Durante una conferenza stampa il 5 marzo, guidata dal presidente José Raúl Mulino, il ministro ha spiegato che inizialmente 20 panamensi sono partiti per Cuba, ma solo dieci sono stati arrestati perché gli altri sono riusciti a lasciare il paese prima che avvenissero le detenzioni.
“Hanno gridato slogan contro il regime cubano, erano 20; 10 sono riusciti a uscire prima. Questi dieci panamensi sono sotto inchiesta da parte dell'organo giudiziario cubano e abbiamo garantito l'assistenza consolare”, ha dichiarato Martínez-Acha.
Secondo Martínez-Acha, l'ambasciatore si è rivolto fin da subito alle autorità cubane per richiedere informazioni su quanto accaduto.
Il ministro ha anche assicurato che, durante la sua conversazione con Rodríguez Parrilla, ha ricevuto garanzie che i panamensi stanno ricevendo un trattamento adeguato e che avranno accesso a assistenza legale durante il processo giudiziario sull'isola.
Il cancelliere ha affermato che la conversazione con il suo omologo cubano si è svolta "in termini molto amichevoli" e che le autorità dell'isola hanno assicurato che i detenuti avranno accesso a una difesa legale.
Además, il Ministero degli Affari Esteri di Panama sta valutando la possibilità di assumere consulenti legali esterni che possano supportare la difesa dei giovani durante il processo giudiziario a Cuba.

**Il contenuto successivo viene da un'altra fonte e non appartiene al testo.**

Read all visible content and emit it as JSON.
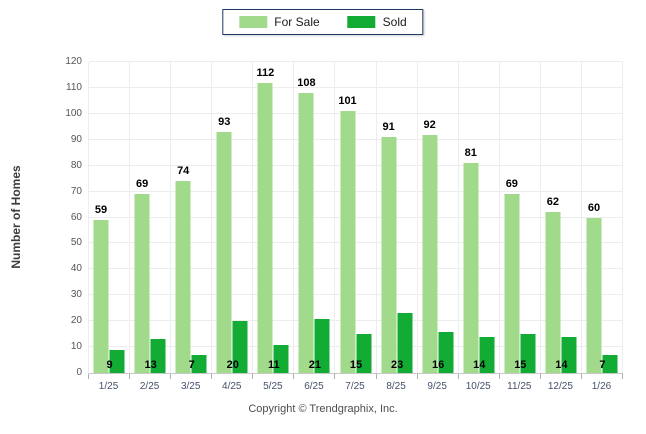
{
  "chart_data": {
    "type": "bar",
    "title": "",
    "categories": [
      "1/25",
      "2/25",
      "3/25",
      "4/25",
      "5/25",
      "6/25",
      "7/25",
      "8/25",
      "9/25",
      "10/25",
      "11/25",
      "12/25",
      "1/26"
    ],
    "series": [
      {
        "name": "For Sale",
        "color": "#a1da8b",
        "values": [
          59,
          69,
          74,
          93,
          112,
          108,
          101,
          91,
          92,
          81,
          69,
          62,
          60
        ]
      },
      {
        "name": "Sold",
        "color": "#12ab33",
        "values": [
          9,
          13,
          7,
          20,
          11,
          21,
          15,
          23,
          16,
          14,
          15,
          14,
          7
        ]
      }
    ],
    "xlabel": "",
    "ylabel": "Number of Homes",
    "ylim": [
      0,
      120
    ],
    "ytick_step": 10,
    "grid": true,
    "legend_position": "top-center",
    "data_labels": true
  },
  "legend": {
    "for_sale_label": "For Sale",
    "sold_label": "Sold",
    "border_color": "#1f3864"
  },
  "footer": {
    "copyright": "Copyright © Trendgraphix, Inc."
  }
}
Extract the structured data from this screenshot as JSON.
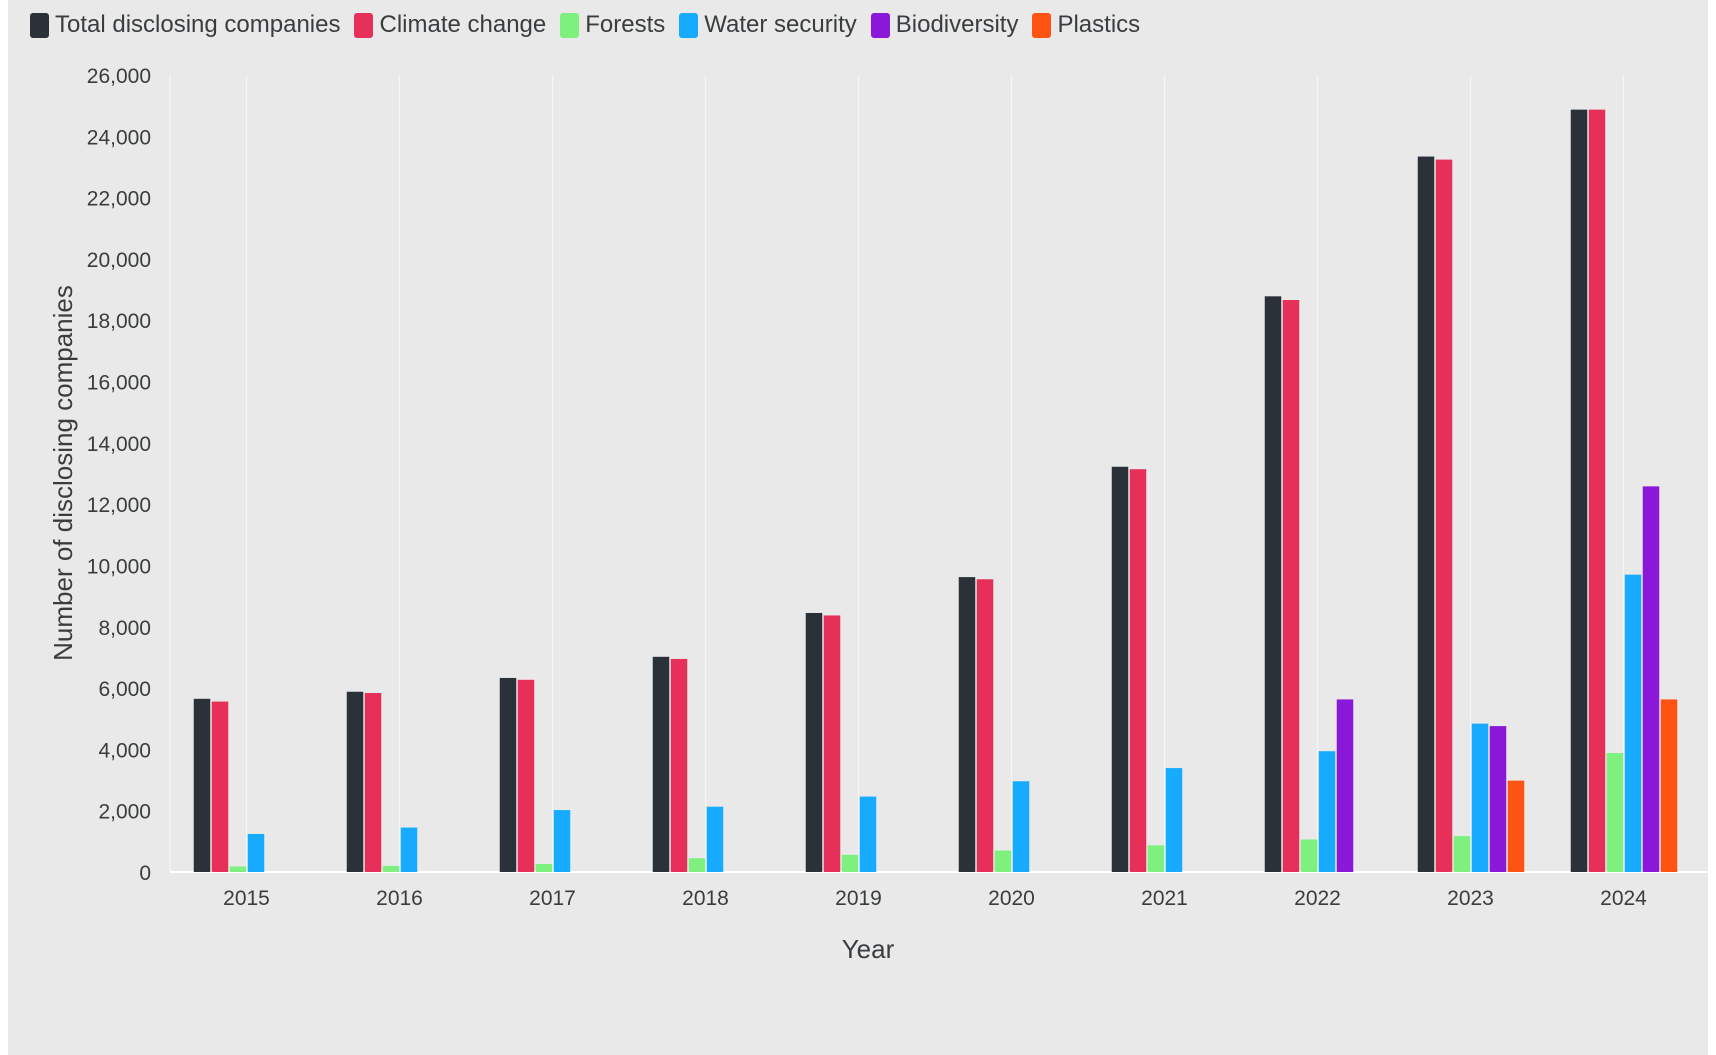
{
  "chart_data": {
    "type": "bar",
    "title": "",
    "xlabel": "Year",
    "ylabel": "Number of disclosing companies",
    "ylim": [
      0,
      26000
    ],
    "yticks": [
      0,
      2000,
      4000,
      6000,
      8000,
      10000,
      12000,
      14000,
      16000,
      18000,
      20000,
      22000,
      24000,
      26000
    ],
    "ytick_labels": [
      "0",
      "2,000",
      "4,000",
      "6,000",
      "8,000",
      "10,000",
      "12,000",
      "14,000",
      "16,000",
      "18,000",
      "20,000",
      "22,000",
      "24,000",
      "26,000"
    ],
    "grid": "vertical",
    "legend": "top-left",
    "categories": [
      "2015",
      "2016",
      "2017",
      "2018",
      "2019",
      "2020",
      "2021",
      "2022",
      "2023",
      "2024"
    ],
    "series": [
      {
        "name": "Total disclosing companies",
        "color": "#2a3138",
        "values": [
          5650,
          5880,
          6330,
          7020,
          8450,
          9620,
          13220,
          18780,
          23340,
          24870
        ]
      },
      {
        "name": "Climate change",
        "color": "#e6305a",
        "values": [
          5560,
          5840,
          6270,
          6950,
          8370,
          9550,
          13140,
          18660,
          23240,
          24870
        ]
      },
      {
        "name": "Forests",
        "color": "#7df07d",
        "values": [
          180,
          200,
          260,
          450,
          560,
          700,
          870,
          1060,
          1170,
          3880
        ]
      },
      {
        "name": "Water security",
        "color": "#16abff",
        "values": [
          1240,
          1450,
          2020,
          2130,
          2460,
          2960,
          3390,
          3940,
          4840,
          9700
        ]
      },
      {
        "name": "Biodiversity",
        "color": "#8b18d8",
        "values": [
          null,
          null,
          null,
          null,
          null,
          null,
          null,
          5630,
          4760,
          12580
        ]
      },
      {
        "name": "Plastics",
        "color": "#ff5314",
        "values": [
          null,
          null,
          null,
          null,
          null,
          null,
          null,
          null,
          2980,
          5630
        ]
      }
    ]
  }
}
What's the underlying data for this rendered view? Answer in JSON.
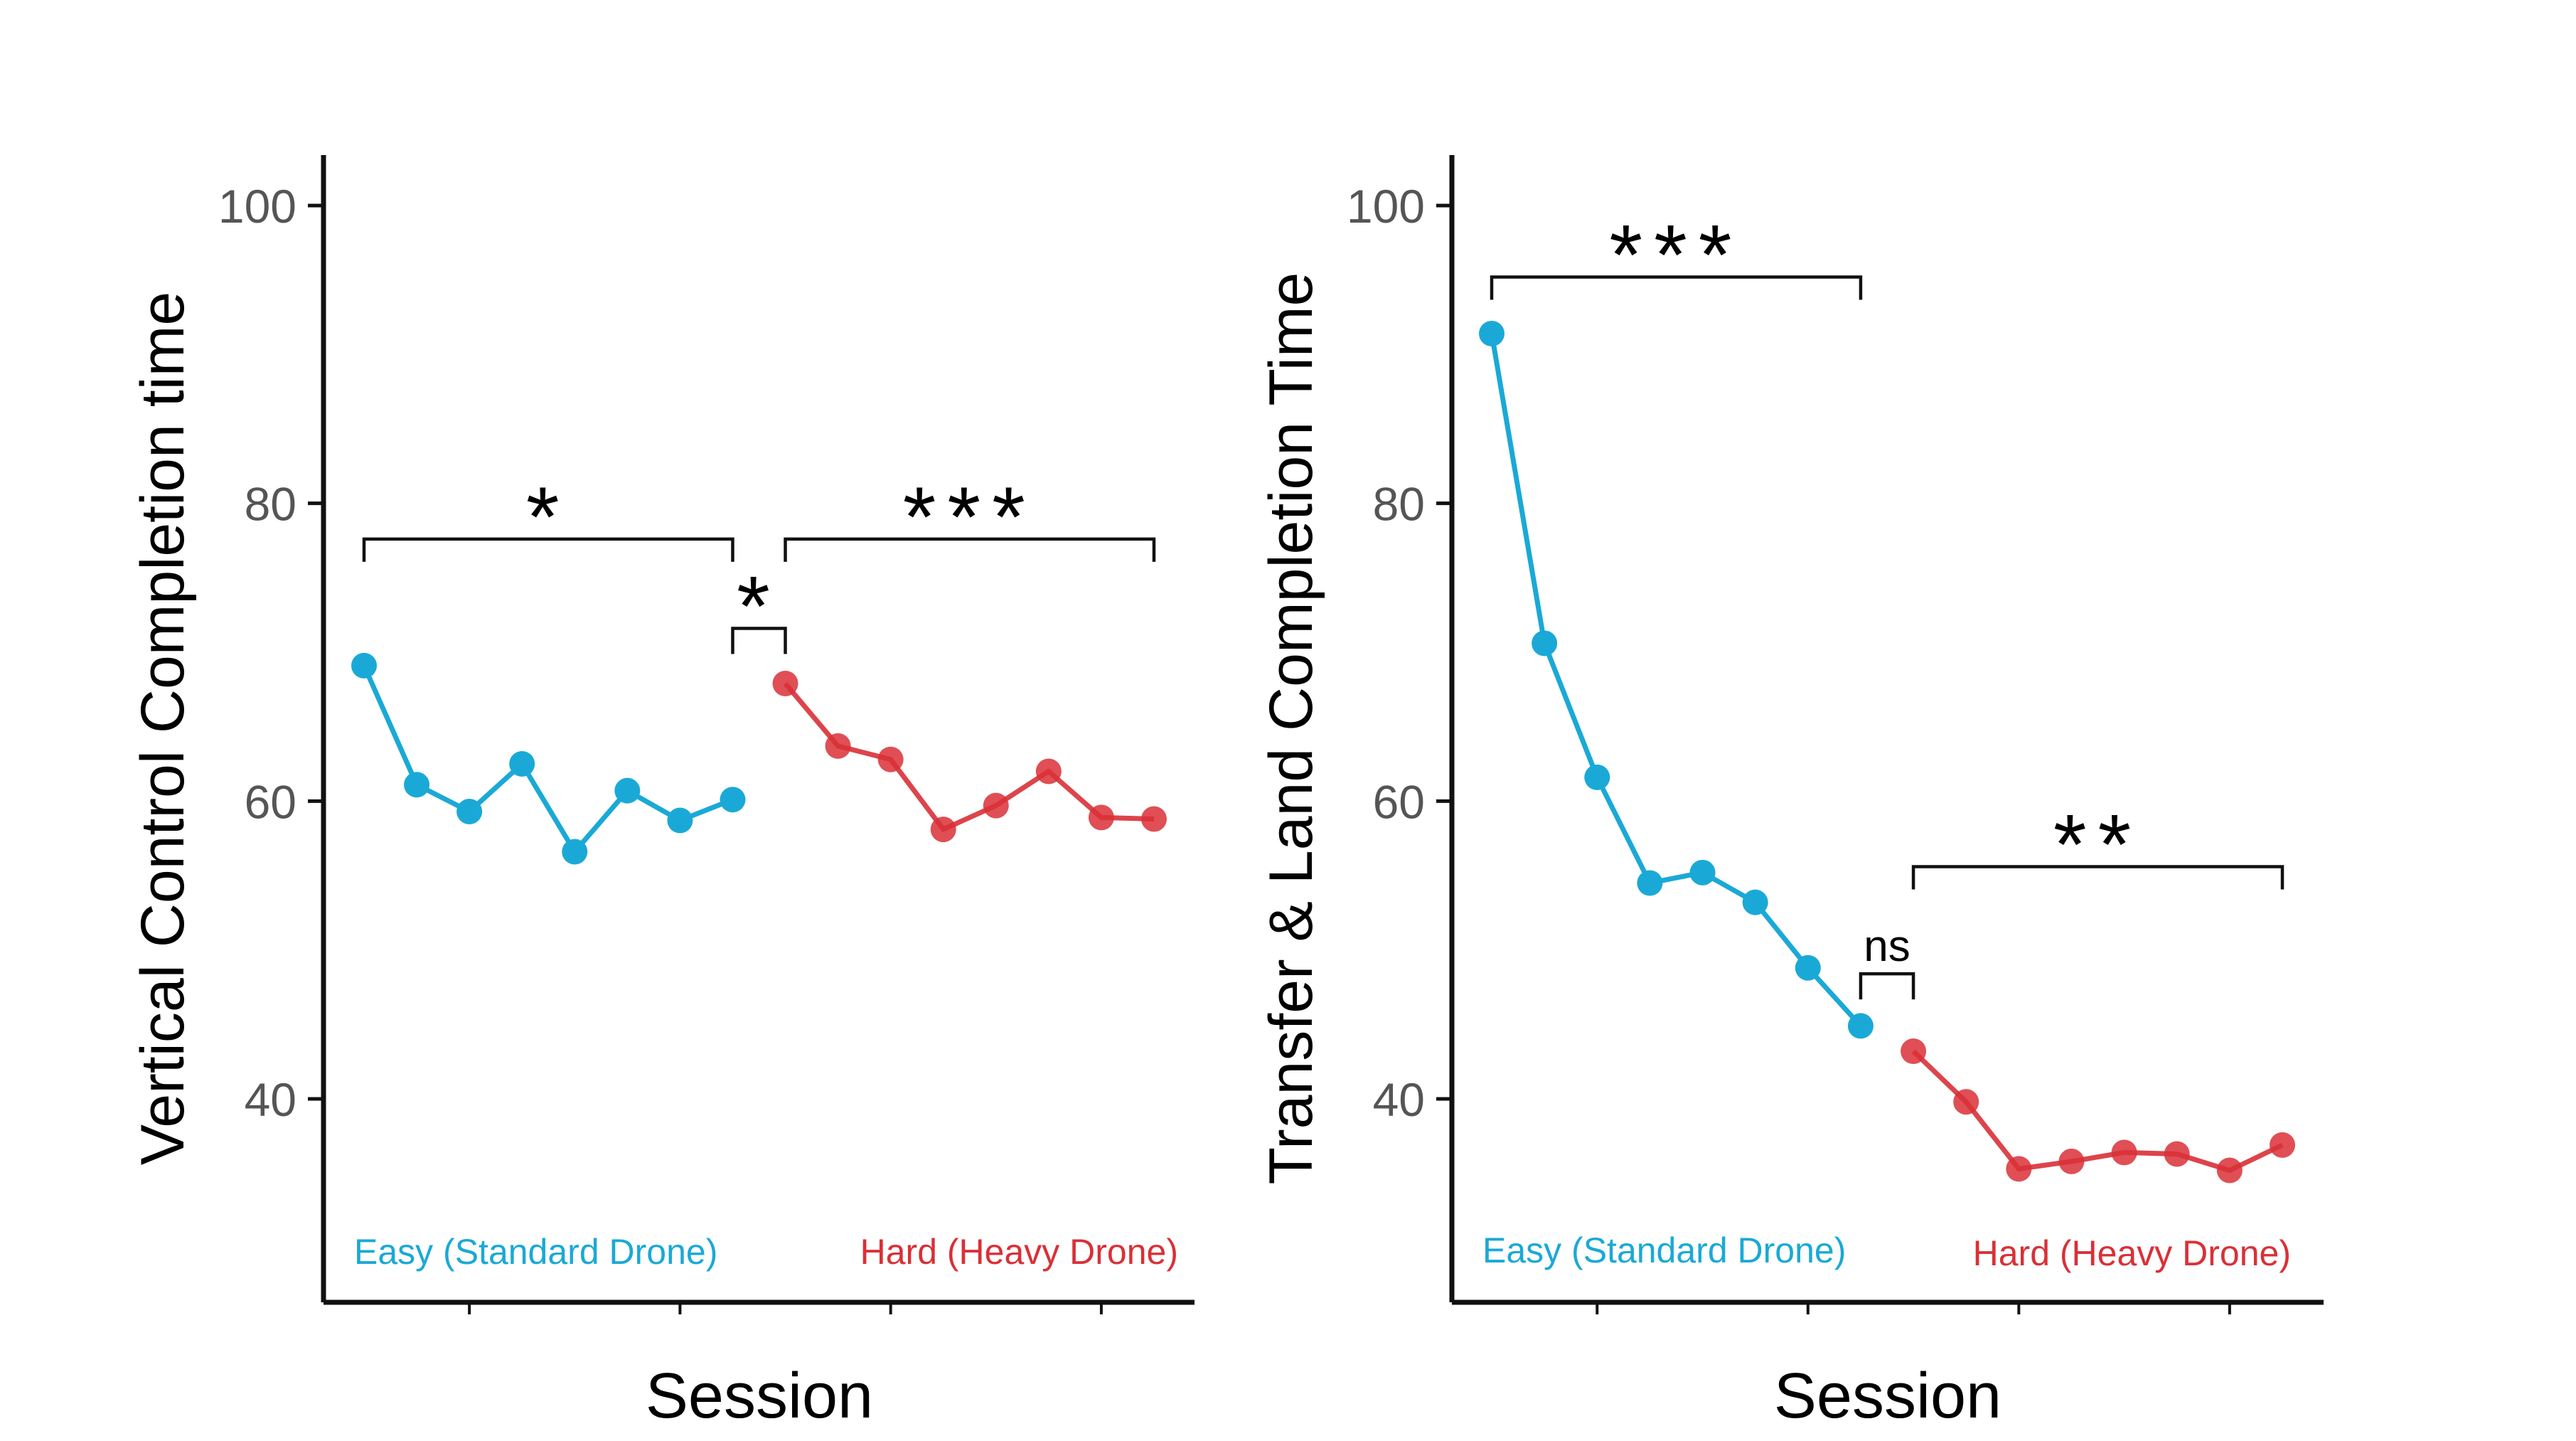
{
  "chart_data": [
    {
      "type": "line",
      "xlabel": "Session",
      "ylabel": "Vertical Control Completion time",
      "ylim": [
        27,
        103
      ],
      "yticks": [
        "40",
        "60",
        "80",
        "100"
      ],
      "ytick_values": [
        40,
        60,
        80,
        100
      ],
      "grid": false,
      "series": [
        {
          "name": "Easy (Standard Drone)",
          "color": "#1aa9d6",
          "x": [
            1,
            2,
            3,
            4,
            5,
            6,
            7,
            8
          ],
          "values": [
            69.1,
            61.1,
            59.3,
            62.5,
            56.6,
            60.7,
            58.7,
            60.1
          ]
        },
        {
          "name": "Hard (Heavy Drone)",
          "color": "#d93037",
          "x": [
            9,
            10,
            11,
            12,
            13,
            14,
            15,
            16
          ],
          "values": [
            67.9,
            63.7,
            62.8,
            58.1,
            59.7,
            62.0,
            58.9,
            58.8
          ]
        }
      ],
      "annotations": [
        {
          "label": "*",
          "from": 1,
          "to": 8,
          "y": 77.6
        },
        {
          "label": "*",
          "from": 8,
          "to": 9,
          "y": 71.6
        },
        {
          "label": "***",
          "from": 9,
          "to": 16,
          "y": 77.6
        }
      ]
    },
    {
      "type": "line",
      "xlabel": "Session",
      "ylabel": "Transfer & Land Completion Time",
      "ylim": [
        27,
        103
      ],
      "yticks": [
        "40",
        "60",
        "80",
        "100"
      ],
      "ytick_values": [
        40,
        60,
        80,
        100
      ],
      "grid": false,
      "series": [
        {
          "name": "Easy (Standard Drone)",
          "color": "#1aa9d6",
          "x": [
            1,
            2,
            3,
            4,
            5,
            6,
            7,
            8
          ],
          "values": [
            91.4,
            70.6,
            61.6,
            54.5,
            55.2,
            53.2,
            48.8,
            44.9
          ]
        },
        {
          "name": "Hard (Heavy Drone)",
          "color": "#d93037",
          "x": [
            9,
            10,
            11,
            12,
            13,
            14,
            15,
            16
          ],
          "values": [
            43.2,
            39.8,
            35.3,
            35.8,
            36.4,
            36.3,
            35.2,
            36.9
          ]
        }
      ],
      "annotations": [
        {
          "label": "***",
          "from": 1,
          "to": 8,
          "y": 95.2
        },
        {
          "label": "ns",
          "from": 8,
          "to": 9,
          "y": 48.4
        },
        {
          "label": "**",
          "from": 9,
          "to": 16,
          "y": 55.6
        }
      ]
    }
  ]
}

Detenzione per propaganda contro l'ordine costituzionale
I dieci cittadini panamegni sono stati formalmente accusati del reato di propaganda contro l'ordine costituzionale, previsto nell'articolo 124 del Codice Penale cubano, che contempla pene fino a otto anni di prigione.
Il Ministero dell'Interno di Cuba (MININT) ha precedentemente informato che i detenuti avrebbero realizzato scritte critiche contro il governo cubano all'Havana.
Secondo le autorità cubane, i messaggi includevano frasi come "Abbasso la tirannia", "Comunismo: nemico della comunità" e "Abbiamo fiducia in Donald Trump, Marco Rubio e Mike Hammer", in riferimento al presidente degli Stati Uniti, al suo segretario di Stato e all'ambasciatore statunitense sull'isola.
Secondo la versione ufficiale, gli implicati sarebbero stati reclutati a Panama per svolgere queste azioni, per le quali presumibilmente avrebbero ricevuto tra 1.000 e 1.500 dollari al ritorno nel loro paese.
Reclusi a Villa Marista
Fonti legate al caso hanno indicato che i detenuti si trovano rinchiusi a Villa Marista, solitamente utilizzata dalle autorità cubane per indagare su reati legati alla sicurezza dello Stato.
I panamensi detenuti sono:
Víctor Manuel Pinzón Cedeño
-Evelyn Edith Castro
- Anthony Williams Jules Pérez
-Omar Gilberto Urriola Vergara
Maykol Jesús Pérez Almendra
-Adalberto Antonio Navarro Asprilla
-Abigail Sthefany Gudiño Castro
-Patrochiny Jerodany Joseph Arisarena
-José Luis Aguirre Baruco
Gestione per familiari
Parallelamente, le autorità panamensi stanno svolgendo pratiche consolari per facilitare il viaggio dei familiari dei detenuti a Cuba per visitarli, mentre continuano le trattative diplomatiche con il governo cubano per seguire il caso.
Il Ministero degli Affari Esteri di Panama ha dichiarato che continuerà a monitorare il processo giudiziario e a fornire supporto consolare ai cittadini coinvolti.